Cathy Elliott – Double Bass

 

Cathy first played with the London Mozart Players in December 1984 shortly after returning to the UK from Italy. Her relationship with the orchestra goes back another decade when courtesy of a school friend’s mother, Eva Gruenbaum, who played violin in the orchestra she used to attend the LMP’s regular Wednesday evening concerts at the Royal Festival Hall with Harry Blech,

Cathy is now co-principal bass with the London Mozart Players as well as a member of The Academy of St Martin in the Fields and the orchestra of the Rambert Dance Company.

Since returning from studies in Italy with Lucio Bucarella and Franco Petracchi, Cathy has devoted a significant amount of her time to teaching and training string teachers. She has taught students at the Royal College, Royal Academy and Guildhall Junior and Senior departments and has a thriving private practice of students aged 6 to adult.
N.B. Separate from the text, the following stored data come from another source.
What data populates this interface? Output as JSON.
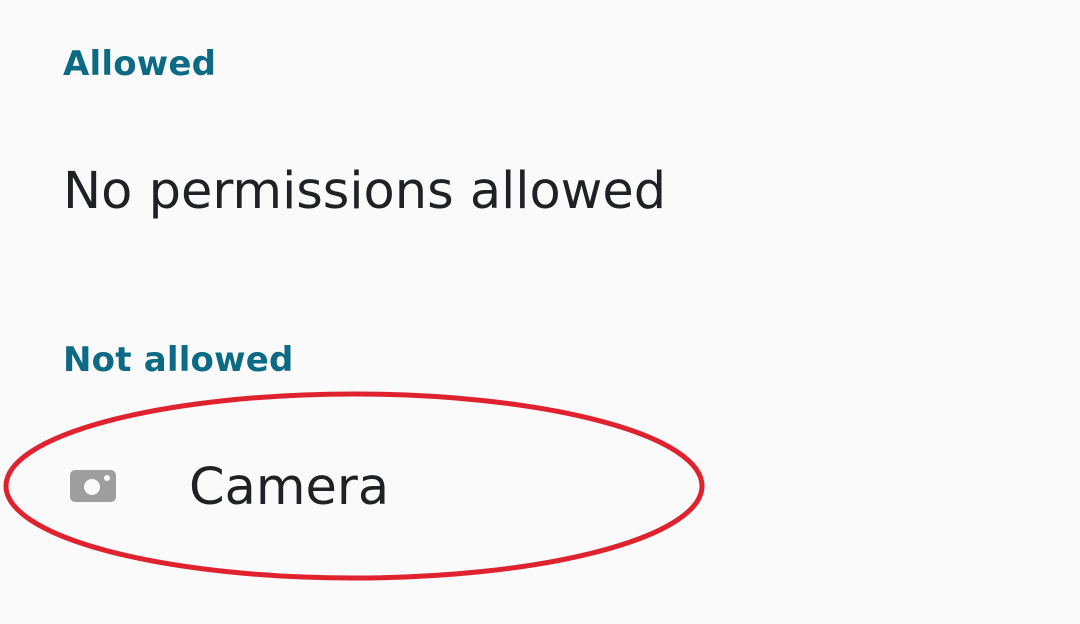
{
  "sections": {
    "allowed": {
      "header": "Allowed",
      "empty_text": "No permissions allowed"
    },
    "not_allowed": {
      "header": "Not allowed",
      "items": [
        {
          "label": "Camera",
          "icon": "camera-icon"
        }
      ]
    }
  },
  "colors": {
    "background": "#fafafa",
    "section_header": "#0b6a84",
    "primary_text": "#202124",
    "icon": "#9e9e9e",
    "annotation": "#e0222e"
  }
}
Cathy is co-author of the Guildhall School’s Millennium Award winning Essential String Method, published by Boosey & Hawkes and has also written and published two double bass tutors Ready Steady Go! and An Introduction to Thumb Position on the Double Bass. From 2004-2009 Cathy was Chair of the Management Committee for the British branch of the European String Teachers’ Association and then from 2009-2012 Project Director. In 2009 the International Society of Bassists recognized her as a Young Bassists Ambassador and in 2014 she was the recipient of the ESTA Award for services to ESTA.